Mulberry paint — frequently asked questions
Is mulberry a pink or a purple?+
It is both, and that is the point. Mulberry is a deep pink-purple, named after the berry. A good version reads pink and warm up close but has enough purple underneath to give it real depth, which is what separates it from a plain pink or a cool grape tone.
What does an LRV of 19 mean for how dark mulberry looks?+
LRV measures how much light a color reflects, and 19 is on the deeper end of the scale. It means mulberry absorbs much more light than it bounces back, so it will read rich and moody on a wall rather than bright. Plan for an enveloping color, and test it in your own light before deciding.
What rooms is mulberry best for?+
It shines in spaces where you want warmth and intimacy, like dining rooms, powder rooms, bedrooms, and studies. It also works well as an accent wall or inside a bookcase. It is harder to pull off in large open-plan rooms or dim north-facing spaces, where it can feel heavy.
What trim and ceiling colors go with mulberry?+
Keep the companions simple. A soft warm white on trim and ceiling lets mulberry breathe, a creamy off-white feels cozier, and a crisp white gives more contrast and a modern look. For other accents, warm neutrals, natural wood, brass, and a muted green all flatter it.

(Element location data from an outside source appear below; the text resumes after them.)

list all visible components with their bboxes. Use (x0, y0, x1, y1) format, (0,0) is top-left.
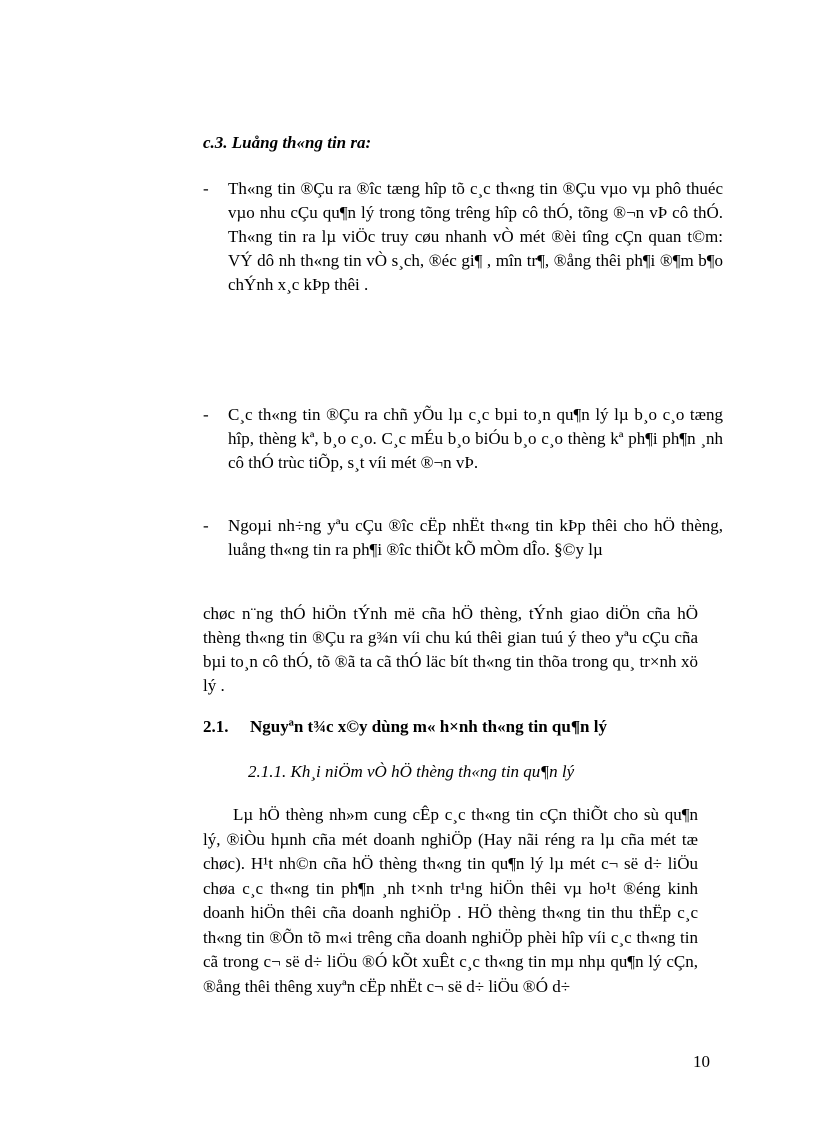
bullet-dash: - (203, 179, 209, 198)
bullet-text: C¸c th«ng tin ®Çu ra chñ yÕu lµ c¸c bµi to¸n qu¶n lý lµ b¸o c¸o tæng hîp, thèng kª, b¸o c¸o. C¸c mÉu b¸o biÓu b¸o c¸o thèng kª ph¶i ph¶n ¸nh cô thÓ trùc tiÕp, s¸t víi mét ®¬n vÞ. (228, 405, 723, 472)
subsection-title: 2.1.1. Kh¸i niÖm vÒ hÖ thèng th«ng tin qu¶n lý (248, 762, 575, 781)
bullet-item (203, 403, 723, 475)
bullet-text: Ngoµi nh÷ng yªu cÇu ®îc cËp nhËt th«ng tin kÞp thêi cho hÖ thèng, luång th«ng tin ra ph¶i ®îc thiÕt kÕ mÒm dÎo. §©y lµ (228, 516, 723, 559)
bullet-dash: - (203, 516, 209, 535)
section-title-text: Nguyªn t¾c x©y dùng m« h×nh th«ng tin qu¶n lý (250, 717, 607, 736)
section-title (203, 717, 607, 737)
continuation-paragraph: chøc n¨ng thÓ hiÖn tÝnh më cña hÖ thèng, tÝnh giao diÖn cña hÖ thèng th«ng tin ®Çu ra g¾n víi chu kú thêi gian tuú ý theo yªu cÇu cña bµi to¸n cô thÓ, tõ ®ã ta cã thÓ läc bít th«ng tin thõa trong qu¸ tr×nh xö lý . (203, 604, 698, 695)
bullet-text: Th«ng tin ®Çu ra ®îc tæng hîp tõ c¸c th«ng tin ®Çu vµo vµ phô thuéc vµo nhu cÇu qu¶n lý trong tõng trêng hîp cô thÓ, tõng ®¬n vÞ cô thÓ. Th«ng tin ra lµ viÖc truy cøu nhanh vÒ mét ®èi tîng cÇn quan t©m: VÝ dô nh th«ng tin vÒ s¸ch, ®éc gi¶ , mîn tr¶, ®ång thêi ph¶i ®¶m b¶o chÝnh x¸c kÞp thêi . (228, 179, 723, 294)
bullet-item (203, 177, 723, 297)
page-number: 10 (693, 1052, 710, 1071)
bullet-item (203, 514, 723, 562)
section-heading-c3: c.3. Luång th«ng tin ra: (203, 133, 372, 152)
bullet-dash: - (203, 405, 209, 424)
body-paragraph: Lµ hÖ thèng nh»m cung cÊp c¸c th«ng tin cÇn thiÕt cho sù qu¶n lý, ®iÒu hµnh cña mét doanh nghiÖp (Hay nãi réng ra lµ cña mét tæ chøc). H¹t nh©n cña hÖ thèng th«ng tin qu¶n lý lµ mét c¬ së d÷ liÖu chøa c¸c th«ng tin ph¶n ¸nh t×nh tr¹ng hiÖn thêi vµ ho¹t ®éng kinh doanh hiÖn thêi cña doanh nghiÖp . HÖ thèng th«ng tin thu thËp c¸c th«ng tin ®Õn tõ m«i trêng cña doanh nghiÖp phèi hîp víi c¸c th«ng tin cã trong c¬ së d÷ liÖu ®Ó kÕt xuÊt c¸c th«ng tin mµ nhµ qu¶n lý cÇn, ®ång thêi thêng xuyªn cËp nhËt c¬ së d÷ liÖu ®Ó d÷ (203, 805, 698, 996)
section-number: 2.1. (203, 717, 229, 736)
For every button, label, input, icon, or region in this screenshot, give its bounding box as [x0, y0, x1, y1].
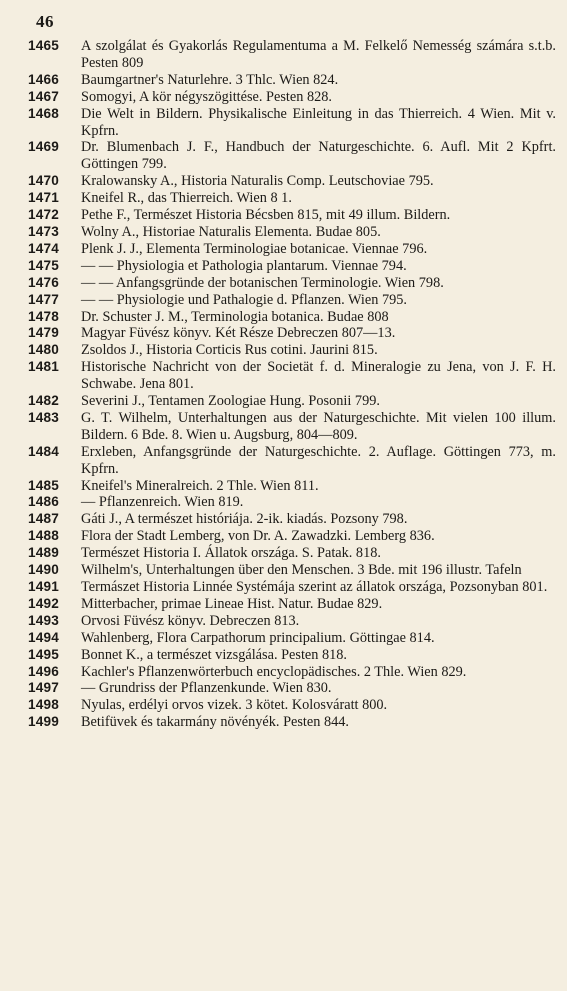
entry-number: 1499 [28, 714, 60, 730]
catalog-entry [28, 258, 556, 275]
catalog-entry [28, 444, 556, 478]
entry-number: 1477 [28, 291, 60, 307]
catalog-entry [28, 647, 556, 664]
entry-number: 1480 [28, 342, 60, 358]
catalog-entry [28, 190, 556, 207]
catalog-entry [28, 613, 556, 630]
entry-number: 1495 [28, 646, 60, 662]
entry-number: 1489 [28, 545, 60, 561]
catalog-entry [28, 562, 556, 579]
catalog-list [28, 38, 556, 731]
entry-text: Baumgartner's Naturlehre. 3 Thlc. Wien 824. [81, 71, 339, 88]
catalog-entry [28, 596, 556, 613]
entry-number: 1470 [28, 173, 60, 189]
catalog-entry [28, 173, 556, 190]
entry-text: Somogyi, A kör négyszögittése. Pesten 828. [81, 88, 332, 105]
entry-text: Orvosi Füvész könyv. Debreczen 813. [81, 612, 300, 629]
entry-number: 1483 [28, 409, 60, 425]
entry-number: 1468 [28, 105, 60, 121]
catalog-entry [28, 207, 556, 224]
entry-text: Bonnet K., a természet vizsgálása. Pesten 818. [81, 646, 348, 663]
catalog-entry [28, 511, 556, 528]
catalog-entry [28, 528, 556, 545]
entry-number: 1496 [28, 663, 60, 679]
entry-text: Historische Nachricht von der Societät f. d. Mineralogie zu Jena, von J. F. H. Schwabe. Jena 801. [81, 359, 556, 393]
entry-text: Természet Historia I. Állatok országa. S. Patak. 818. [81, 545, 381, 562]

Can I get mulberry in any paint brand?+
Yes. Mulberry is mixed to order, so the same berry tone can be matched across nearly any major US brand by tinting their base paint to the target color. The hex value is just a digital reference, so pick the paint line and finish you like and have mulberry matched into it.
What are the most common mistakes people make with mulberry?+
The biggest one is judging the color from a screen or a tiny chip instead of a large sample on the actual wall. People also misjudge the undertone, ending up too blue and cold or too red and wine-like. Using it on every wall in a dim or open room is another common misstep, since it can turn flat and heavy without enough light.